Insouciance nocturne

Douceur d’une nuit de printemps charmée par l’atmosphère de joyeuse fantaisie d’un spectacle de cirque.

Que les nuits de printemps peuvent être douces. Mon vélo file dans l’ombre dorée des rues désertes. Je viens de quitter l’Espace Cirque, l’orbe lumineux du chapiteau, les mélodies partagées autour d’une bière entre les derniers éclats du public, les équipes de l’Azimut, les techniciens et les artistes. Les accents qui se mélangent, chatoiements musicaux du sud et flâneries voyageuses de l’au-delà des frontières.

On a cherché les paroles sur les téléphones.

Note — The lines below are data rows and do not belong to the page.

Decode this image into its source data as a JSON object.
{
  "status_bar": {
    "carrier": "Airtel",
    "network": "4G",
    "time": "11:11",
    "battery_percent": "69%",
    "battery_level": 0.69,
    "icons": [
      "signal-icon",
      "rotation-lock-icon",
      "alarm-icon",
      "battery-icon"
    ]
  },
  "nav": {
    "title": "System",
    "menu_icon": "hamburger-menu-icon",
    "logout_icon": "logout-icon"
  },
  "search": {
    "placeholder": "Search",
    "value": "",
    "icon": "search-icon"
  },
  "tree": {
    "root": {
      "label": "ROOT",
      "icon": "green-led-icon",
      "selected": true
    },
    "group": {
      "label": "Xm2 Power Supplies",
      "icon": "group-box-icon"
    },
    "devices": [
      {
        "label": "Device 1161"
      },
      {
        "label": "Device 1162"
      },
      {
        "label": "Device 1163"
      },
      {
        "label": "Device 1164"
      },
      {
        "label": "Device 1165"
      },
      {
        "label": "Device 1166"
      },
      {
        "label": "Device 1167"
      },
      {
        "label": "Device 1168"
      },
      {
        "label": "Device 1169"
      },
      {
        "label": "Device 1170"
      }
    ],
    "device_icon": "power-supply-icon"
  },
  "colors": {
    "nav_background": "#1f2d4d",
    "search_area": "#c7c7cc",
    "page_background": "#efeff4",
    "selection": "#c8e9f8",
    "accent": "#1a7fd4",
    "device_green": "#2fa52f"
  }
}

Le guitariste a accompagné les belles voies, les fausses notes, les envolées enthousiastes, les hésitations marmonnées. La tessiture veloutée de la chanteuse s’est tue peu à peu. Le karaoké improvisé a remplacé le concert de Sarah et les keurs sauvages. Sfumato musical sous les guirlandes lumineuses.

Olivier et Églantine sont rentrés après le spectacle du cirque Aïtal, A ciel ouvert. Un cirque sans chapiteau. Les gradins sont répartis dans des caravanes pleines de surprises. Campement nomade dont le cercle délimite la piste. Cercle poreux puisque le jeu est permanent entre intérieur et extérieur.

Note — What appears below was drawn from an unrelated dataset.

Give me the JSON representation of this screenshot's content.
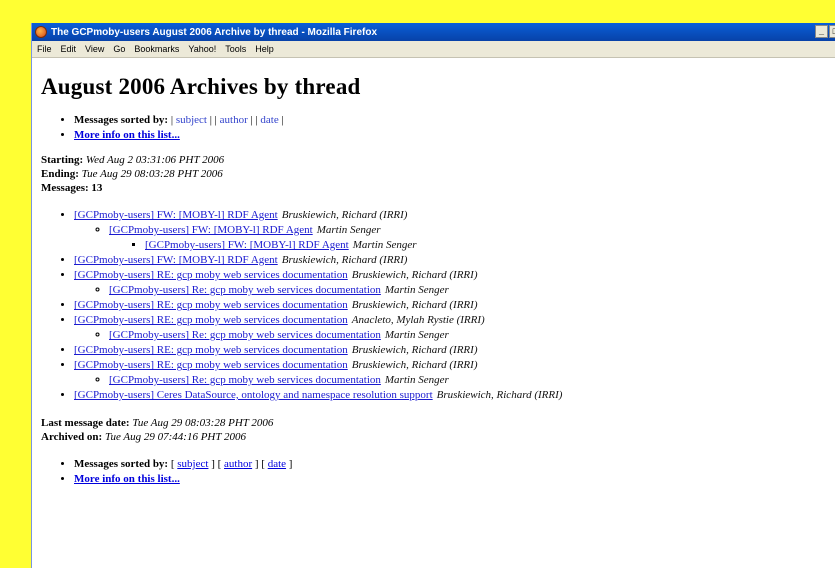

Les portes des roulottes sont autant de passages secrets vers un imaginaire foisonnant. On y croise des poules et des canards, des cuivres de toutes les tailles, une contrebasse, un violon et autres accessoires insolites. Des palombes s’envolent tout comme cette acrobate aux muscles fermes et aux lignes délicates qui s’élève jusqu’au ciel, légère comme une plume, fière comme la liberté, envoutante, drôle, souveraine.

Elle est aussi menue que son partenaire est colossal. Géant aux boucles brunes, barbe broussailleuse. Ses jambes sont des colonnes doriques, ses bras des grues puissantes. Et pourtant… c’est de la douceur qu’il susurre aux oiseaux,  de la légèreté lorsqu’il s’échappe vers le ciel, se métamorphosant en nuées de plumes virevoltantes.

Duo tout en équilibre poétique et fantaisiste. Entouré de personnages loufoques, musiciens autant qu’acrobates, diffusant une atmosphère suspendue entre ciel et terre, merveilleux et prosaïque.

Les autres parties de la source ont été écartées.